Estudo revela locais com maior número de afogamentos de crianças no país

Do UOL
Em São Paulo

O afogamento é a segunda causa de morte, entre os acidentes, de crianças e adolescentes até 14 anos no Brasil. Os Estados que apresentaram maior índice foram Amapá, Amazonas e Rondônia, segundo estudo realizado pela ONG Criança Segura, com base em dados do Ministério da Saúde relativos a 2009.

Durante o período analisado, foram registradas 1.376 mortes por esse tipo de acidente, sendo que 45% delas ocorreram em águas naturais (como rios, mares e lagos). Outras 6% referem-se especificamente a quedas nesses locais.

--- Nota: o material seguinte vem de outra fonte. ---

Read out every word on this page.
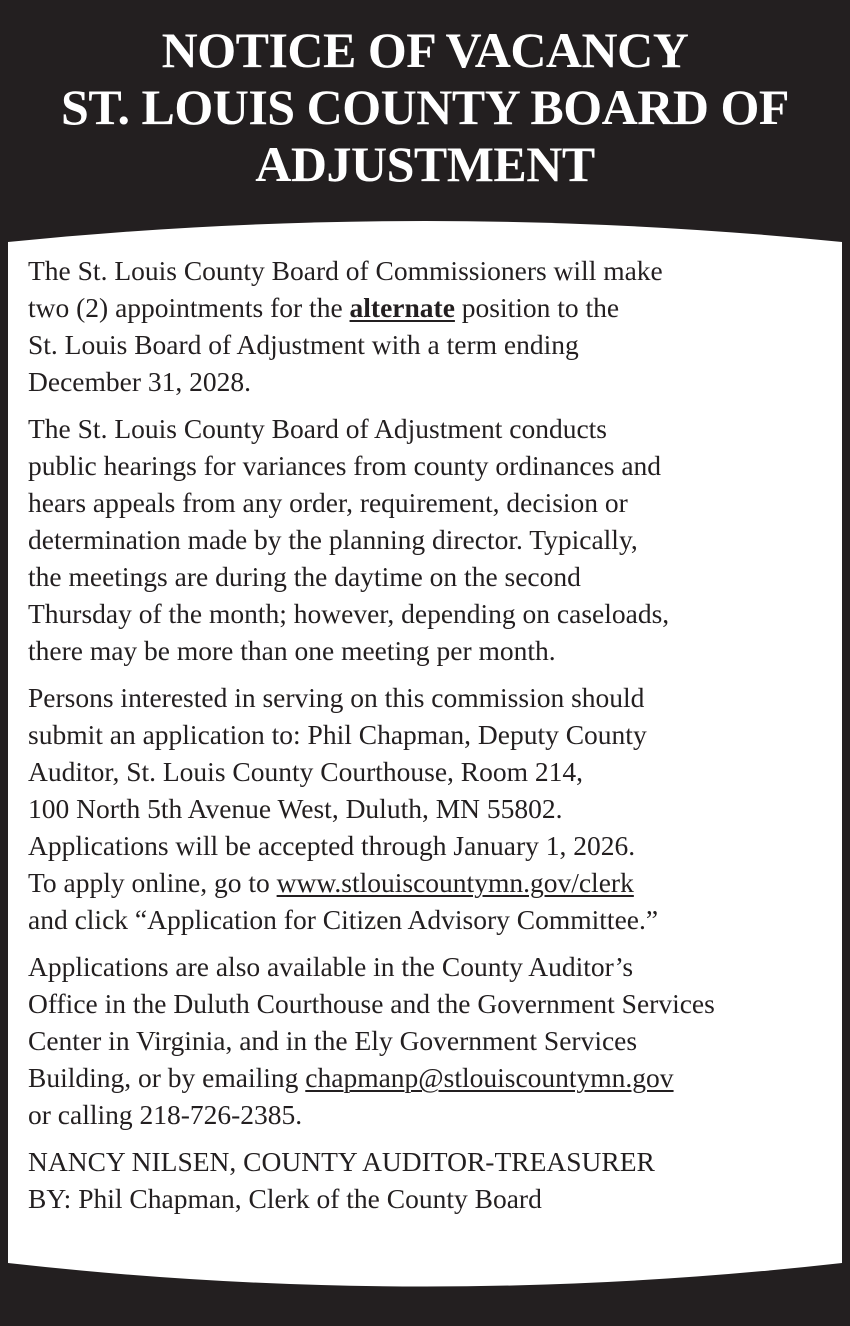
NOTICE OF VACANCY
ST. LOUIS COUNTY BOARD OF
ADJUSTMENT
The St. Louis County Board of Commissioners will make
two (2) appointments for the alternate position to the
St. Louis Board of Adjustment with a term ending
December 31, 2028.
The St. Louis County Board of Adjustment conducts
public hearings for variances from county ordinances and
hears appeals from any order, requirement, decision or
determination made by the planning director. Typically,
the meetings are during the daytime on the second
Thursday of the month; however, depending on caseloads,
there may be more than one meeting per month.
Persons interested in serving on this commission should
submit an application to: Phil Chapman, Deputy County
Auditor, St. Louis County Courthouse, Room 214,
100 North 5th Avenue West, Duluth, MN 55802.
Applications will be accepted through January 1, 2026.
To apply online, go to www.stlouiscountymn.gov/clerk
and click “Application for Citizen Advisory Committee.”
Applications are also available in the County Auditor’s
Office in the Duluth Courthouse and the Government Services
Center in Virginia, and in the Ely Government Services
Building, or by emailing chapmanp@stlouiscountymn.gov
or calling 218-726-2385.
NANCY NILSEN, COUNTY AUDITOR-TREASURER
BY: Phil Chapman, Clerk of the County Board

O segundo local de maior risco é a piscina, responsável por 7% das mortes. Vale ressaltar que 37% dos afogamentos não tiverem local identificado e 5% foram classificados como "outros", o que inclui acidentes domésticos, entre outros.

Unidades da Federação e taxa de afogamentos por
100 mil habitantes

1. Amapá 14,28
2. Amazonas 6,92
3. Rondônia 6,52
4. Mato Grosso do Sul 5,84
5. Espírito Santo 4,88
6. Alagoas 4,78
7. Mato Grosso 4,52
8. Roraima 4,19
9. Pará 4,12
10. Maranhão 3,67
11. Sergipe 3,67
12. Piauí 3,46
13. Tocantins 3,44
14. Bahia 3,42
15. Acre 3,38
16. Goiás 2,90
17. Ceará 2,88
18. Paraíba 2,77
19. Paraná 2,75
20. Pernambuco 2,66
21. Rio Grande do Sul 2,62
22. Santa Catarina 2,59
23. Rio de Janeiro 2,43
t24. Rio Grande do Nore 2,05
25. Minas Gerais 1,92
26. São Paulo 1,75
27. Distrito Federal 1,65

Perfil

A morte de meninos por afogamento é duas vezes mais frequente que a de meninas. Foram 67% casos referentes ao sexo masculino, contra 33%.

As mortes com crianças de 10 a 14 anos representaram 36% do total; de 1 a 4 anos, 35%; de 5 a 9 anos, 26%; e com menos de 1 ano, 3%.

Estados

O Estado do Amapá foi o campeão em mortes de crianças vítimas de afogamentos, com uma taxa de 14,28 por 100 mil habitantes, seguido de Amazonas, com 6,92, Rondônia, com 6,52, Mato Grosso do Sul, com 5,84, e Espírito Santo, com 4,88. O Distrito Federal apresentou a menor taxa: 1,65 (veja tabela).

"As capitais com acesso fácil a rios e lagos apresentam maior exposição da criança e consequentemente maiores índices de mortalidade", comenta a coordenadora nacional da ONG Alessandra Françoia.

"Rios e lagos não são locais oficiais de banho, portanto na maioria das vezes não contam com salva-vidas e uma estrutura estabelecida de supervisão, diferentemente das praias", acrescenta.

Prevenção

Com base nos dados, a ONG alerta para a necessidade de programas de conscientização sobre os riscos e cuidados para as famílias, além de aulas de natação para as crianças.

O alerta inclui o cuidado com os filhos dentro de casa - acidentes com baldes e vasos sanitários são menos frequentes, mas acontecem. O mesmo vale para a hora do banho - em 2009 foram registradas 14 mortes no banho de banheira ou devido a queda na banheira.

Veja as dicas de prevenção divulgadas pela ONG:

manter a criança sempre sob supervisão do adulto;

colocar coletes salva-vidas nas crianças em piscinas, mares e rios;

armazenar baldes e banheiras com água no alto e virados para baixo, quando vazios;

manter banheiros e vasos sanitários fechados;

esvaziar piscinas infantis e tampar com lona bem presa as piscinas “regan” após o uso.